Azure プライベート ストアに Horizon Cloud オファーを追加する例
次の例は、コマンドを実行するための前提条件が満たされた後に、そのプライベート ストアに Horizon Cloud オファーを追加するために使用する Microsoft PowerShell コマンドを示しています。
-
まず、Get-AzMarketplacePrivateStore を使用して Azure テナントの
privateStoreIdを取得します。(詳細は Microsoft ドキュメント「Get-AzMarketplacePrivateStore」を参照) -
次に、Set-AzMarketplacePrivateStoreOffer を使用して、Horizon Cloud オファーをそのプライベート ストアに追加します。(詳細は Microsoft ドキュメント「Set-AzMarketplacePrivateStoreOffer」を参照)
PowerShell で次の手順を実行します。
- 次のコマンド セットで使用する Azure テナントの
privateStoreIdを取得します。
Get-AzMarketplacePrivateStore
- 返された
privateStoreIdを次のコマンドで使用して、horizon-edge-gwおよびomnissa-hcs-uagのオファーを追加します。

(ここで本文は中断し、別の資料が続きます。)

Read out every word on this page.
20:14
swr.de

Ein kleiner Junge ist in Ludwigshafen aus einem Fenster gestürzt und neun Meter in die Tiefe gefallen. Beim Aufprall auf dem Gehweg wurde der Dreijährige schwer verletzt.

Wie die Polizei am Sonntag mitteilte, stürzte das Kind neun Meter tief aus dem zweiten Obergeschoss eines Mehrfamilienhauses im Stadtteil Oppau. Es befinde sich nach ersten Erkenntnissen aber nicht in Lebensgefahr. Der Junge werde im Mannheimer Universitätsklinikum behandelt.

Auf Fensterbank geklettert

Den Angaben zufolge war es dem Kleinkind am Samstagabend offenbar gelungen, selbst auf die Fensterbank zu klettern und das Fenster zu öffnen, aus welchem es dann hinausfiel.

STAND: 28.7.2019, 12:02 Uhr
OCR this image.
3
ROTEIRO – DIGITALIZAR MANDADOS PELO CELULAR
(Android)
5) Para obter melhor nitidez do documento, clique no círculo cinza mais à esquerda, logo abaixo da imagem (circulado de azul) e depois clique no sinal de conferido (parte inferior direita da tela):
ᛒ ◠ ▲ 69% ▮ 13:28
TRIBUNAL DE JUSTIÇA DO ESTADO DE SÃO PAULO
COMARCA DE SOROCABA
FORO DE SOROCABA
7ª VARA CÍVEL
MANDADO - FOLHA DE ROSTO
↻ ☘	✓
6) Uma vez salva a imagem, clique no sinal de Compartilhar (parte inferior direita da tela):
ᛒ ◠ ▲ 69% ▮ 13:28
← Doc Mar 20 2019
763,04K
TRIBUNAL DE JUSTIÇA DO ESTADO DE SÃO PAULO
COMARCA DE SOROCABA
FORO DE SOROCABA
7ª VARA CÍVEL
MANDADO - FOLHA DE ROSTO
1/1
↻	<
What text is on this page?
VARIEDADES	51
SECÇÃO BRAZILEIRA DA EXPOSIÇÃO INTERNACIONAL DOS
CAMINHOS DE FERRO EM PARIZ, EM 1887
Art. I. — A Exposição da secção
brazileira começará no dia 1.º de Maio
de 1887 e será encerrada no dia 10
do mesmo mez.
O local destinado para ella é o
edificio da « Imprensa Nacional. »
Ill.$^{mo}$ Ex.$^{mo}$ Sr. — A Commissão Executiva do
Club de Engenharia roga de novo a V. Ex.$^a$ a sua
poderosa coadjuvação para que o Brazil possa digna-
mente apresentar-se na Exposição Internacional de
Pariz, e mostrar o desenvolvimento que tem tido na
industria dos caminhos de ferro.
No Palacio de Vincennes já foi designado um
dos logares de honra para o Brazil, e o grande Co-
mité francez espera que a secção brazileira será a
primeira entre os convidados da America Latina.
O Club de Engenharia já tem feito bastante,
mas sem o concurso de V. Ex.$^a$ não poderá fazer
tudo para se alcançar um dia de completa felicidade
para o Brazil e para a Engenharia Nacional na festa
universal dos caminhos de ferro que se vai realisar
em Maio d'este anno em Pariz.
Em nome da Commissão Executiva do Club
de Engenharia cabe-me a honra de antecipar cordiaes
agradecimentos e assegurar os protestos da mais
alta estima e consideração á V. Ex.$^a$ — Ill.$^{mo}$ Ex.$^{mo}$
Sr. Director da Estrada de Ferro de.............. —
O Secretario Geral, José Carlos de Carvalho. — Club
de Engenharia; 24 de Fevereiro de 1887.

- Edge Gateway のオファーを追加します。
Set-AzMarketplacePrivateStoreOffer -privateStoreId your-tenant-privateStoreID -offerId omnissallc.horizon-edge-gw -SpecificPlanIdsLimitation @("byol_release")
- Unified Access Gateway インスタンスのオファーを追加します。
Set-AzMarketplacePrivateStoreOffer -privateStoreId your-tenant-privateStoreID -offerId omnissallc.omnissa-hcs-uag -SpecificPlanIdsLimitation @("omnissa-hcs-uag-v2")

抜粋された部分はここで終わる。